A clause like this might be unenforceable, but if you know anything about US employment contracts, you'll know: Companies will write EVERYTHING in these things. They don't give a shit. They don't care if its unenforceable. If it were socially agreeable they'd write in a clause forcing you to give up your first born child to the corporation, and then you'd say "Uh, no, you have no right to require that" and they'd say "Oh right yeah ok that's fine" and that's it. That is how employment contracts LITERALLY work. They just vibe write shit in them, because they can. Meanwhile employees treat them like like live ammo in a loaded gun the corporation is holding to their head.

Nine times out of ten if anything in an employment contract is going to be used against you, its going to be used to fire you, and that's where it ends. In that remaining 10%, its cases like "intentional corporate or international espionage where tens millions of dollars were lost to a competitor" It is actually fucking hilarious that you think anyone would want to spend the bajillions of dollars it costs to send lawyers into court because a little software engineer contributed some code to kubernetes at 4pm instead of 6pm. Bro: You're not that important. No one cares about you. Contribute the code.

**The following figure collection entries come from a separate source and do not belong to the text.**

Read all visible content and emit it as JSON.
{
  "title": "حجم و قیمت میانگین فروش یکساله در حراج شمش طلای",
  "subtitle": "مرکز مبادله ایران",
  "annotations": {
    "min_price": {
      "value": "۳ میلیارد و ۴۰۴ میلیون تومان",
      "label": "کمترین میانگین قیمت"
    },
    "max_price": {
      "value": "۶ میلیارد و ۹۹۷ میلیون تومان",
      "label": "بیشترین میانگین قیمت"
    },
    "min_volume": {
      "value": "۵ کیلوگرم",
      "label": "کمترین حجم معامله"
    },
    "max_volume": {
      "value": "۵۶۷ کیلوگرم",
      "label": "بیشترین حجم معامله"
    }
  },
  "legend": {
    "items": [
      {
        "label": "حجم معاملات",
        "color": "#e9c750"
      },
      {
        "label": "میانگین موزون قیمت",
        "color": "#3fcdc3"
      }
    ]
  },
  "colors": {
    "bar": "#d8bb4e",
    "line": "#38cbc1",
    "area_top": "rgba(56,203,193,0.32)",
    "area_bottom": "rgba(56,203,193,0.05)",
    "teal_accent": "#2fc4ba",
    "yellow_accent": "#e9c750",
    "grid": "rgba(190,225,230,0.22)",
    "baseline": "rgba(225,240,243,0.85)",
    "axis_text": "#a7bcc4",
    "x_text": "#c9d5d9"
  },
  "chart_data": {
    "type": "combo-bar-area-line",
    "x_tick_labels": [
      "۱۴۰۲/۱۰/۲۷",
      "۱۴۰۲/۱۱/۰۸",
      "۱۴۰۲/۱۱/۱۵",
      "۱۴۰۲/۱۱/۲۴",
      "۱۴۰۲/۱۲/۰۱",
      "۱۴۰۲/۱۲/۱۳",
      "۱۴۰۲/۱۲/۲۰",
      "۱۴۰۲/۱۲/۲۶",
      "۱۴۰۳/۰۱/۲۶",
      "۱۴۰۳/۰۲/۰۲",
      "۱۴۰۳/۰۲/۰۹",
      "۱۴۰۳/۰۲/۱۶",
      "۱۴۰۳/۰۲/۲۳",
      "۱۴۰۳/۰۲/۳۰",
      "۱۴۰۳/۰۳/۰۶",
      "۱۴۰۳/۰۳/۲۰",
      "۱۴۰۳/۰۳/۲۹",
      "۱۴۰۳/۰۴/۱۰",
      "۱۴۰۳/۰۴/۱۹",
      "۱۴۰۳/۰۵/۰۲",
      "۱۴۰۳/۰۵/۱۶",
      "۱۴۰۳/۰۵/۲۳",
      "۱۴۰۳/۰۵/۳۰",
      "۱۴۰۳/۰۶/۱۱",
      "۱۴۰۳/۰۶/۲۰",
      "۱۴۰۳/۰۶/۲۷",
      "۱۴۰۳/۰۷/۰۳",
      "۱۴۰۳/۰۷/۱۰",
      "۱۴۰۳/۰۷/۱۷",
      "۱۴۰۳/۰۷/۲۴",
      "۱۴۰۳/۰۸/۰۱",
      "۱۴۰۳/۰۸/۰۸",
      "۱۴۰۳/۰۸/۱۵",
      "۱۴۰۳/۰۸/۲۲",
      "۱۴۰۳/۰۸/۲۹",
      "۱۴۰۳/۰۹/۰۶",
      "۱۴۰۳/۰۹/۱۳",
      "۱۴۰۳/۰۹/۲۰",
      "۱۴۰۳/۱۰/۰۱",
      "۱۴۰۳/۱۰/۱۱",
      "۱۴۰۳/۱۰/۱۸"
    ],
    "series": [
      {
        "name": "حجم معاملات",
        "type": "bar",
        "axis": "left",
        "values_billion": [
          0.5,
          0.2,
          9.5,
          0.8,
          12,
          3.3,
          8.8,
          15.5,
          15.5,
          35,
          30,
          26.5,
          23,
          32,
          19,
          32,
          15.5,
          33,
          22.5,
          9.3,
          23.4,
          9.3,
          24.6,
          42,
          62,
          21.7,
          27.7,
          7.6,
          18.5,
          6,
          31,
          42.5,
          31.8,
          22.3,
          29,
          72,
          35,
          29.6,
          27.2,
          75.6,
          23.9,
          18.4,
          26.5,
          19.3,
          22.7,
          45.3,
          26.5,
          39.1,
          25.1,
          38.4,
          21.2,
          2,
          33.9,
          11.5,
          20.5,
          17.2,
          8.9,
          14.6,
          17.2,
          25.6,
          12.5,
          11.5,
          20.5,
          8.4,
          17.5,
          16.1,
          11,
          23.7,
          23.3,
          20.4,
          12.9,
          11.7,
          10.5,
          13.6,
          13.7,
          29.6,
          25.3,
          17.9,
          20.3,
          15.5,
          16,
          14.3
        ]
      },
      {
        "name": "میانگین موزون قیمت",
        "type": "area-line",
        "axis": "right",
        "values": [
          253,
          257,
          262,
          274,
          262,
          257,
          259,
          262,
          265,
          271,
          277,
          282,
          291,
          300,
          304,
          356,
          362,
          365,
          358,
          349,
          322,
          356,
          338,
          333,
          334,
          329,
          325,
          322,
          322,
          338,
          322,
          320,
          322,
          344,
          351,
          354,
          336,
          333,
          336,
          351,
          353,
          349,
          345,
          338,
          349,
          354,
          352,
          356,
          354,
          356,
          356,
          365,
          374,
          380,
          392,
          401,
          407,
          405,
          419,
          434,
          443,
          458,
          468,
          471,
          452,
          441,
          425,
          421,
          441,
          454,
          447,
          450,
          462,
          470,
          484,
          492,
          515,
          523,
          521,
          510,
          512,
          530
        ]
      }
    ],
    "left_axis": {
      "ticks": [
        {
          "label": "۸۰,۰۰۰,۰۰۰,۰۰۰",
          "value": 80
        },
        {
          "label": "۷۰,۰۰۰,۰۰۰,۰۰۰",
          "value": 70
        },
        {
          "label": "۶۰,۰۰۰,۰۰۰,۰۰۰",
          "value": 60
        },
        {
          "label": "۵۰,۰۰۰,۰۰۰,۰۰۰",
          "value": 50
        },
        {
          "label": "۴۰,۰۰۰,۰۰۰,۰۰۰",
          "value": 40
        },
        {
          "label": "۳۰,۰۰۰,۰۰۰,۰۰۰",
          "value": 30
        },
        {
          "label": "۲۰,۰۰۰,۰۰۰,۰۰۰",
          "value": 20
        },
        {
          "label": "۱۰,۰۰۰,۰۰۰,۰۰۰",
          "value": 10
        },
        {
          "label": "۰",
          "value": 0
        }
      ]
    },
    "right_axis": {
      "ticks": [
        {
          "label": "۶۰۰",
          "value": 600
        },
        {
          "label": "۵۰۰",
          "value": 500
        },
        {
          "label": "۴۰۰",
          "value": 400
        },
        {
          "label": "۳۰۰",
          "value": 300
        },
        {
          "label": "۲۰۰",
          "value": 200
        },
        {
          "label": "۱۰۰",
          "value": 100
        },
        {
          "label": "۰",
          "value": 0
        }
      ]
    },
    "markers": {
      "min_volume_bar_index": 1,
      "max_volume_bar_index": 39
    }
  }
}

sorry i missed this comment and only saw it now.

There are actually literally zero instances of companies enforcing a "we own all the code you write" clause against contributions to an open source project.

the thread is about contributing to a project on company time in order to submit a change that the company needed. the fact that this work is owned by the company is not in dispute. it is 100% certain that the company owns that work because it was done in order to solve a company problem, and you most certainly got paid for it.

so the problem is not one of a company enforcing an "we own all the code you write" clause but the fact that as an employee you do not have the right to publish work the company owns, unless they give explicit permission. google for example does give explicit permission and does limit contributions to projects that have specific licenses. for example googlers are not allowed to contribute to AGPL projects.

as a project owner, i need the assurance that you do have permission from your employer. the fact that no employer has ever enforced ownership is irrelevant to me. if it is clear that you wrote that patch at work, i want to see your permission.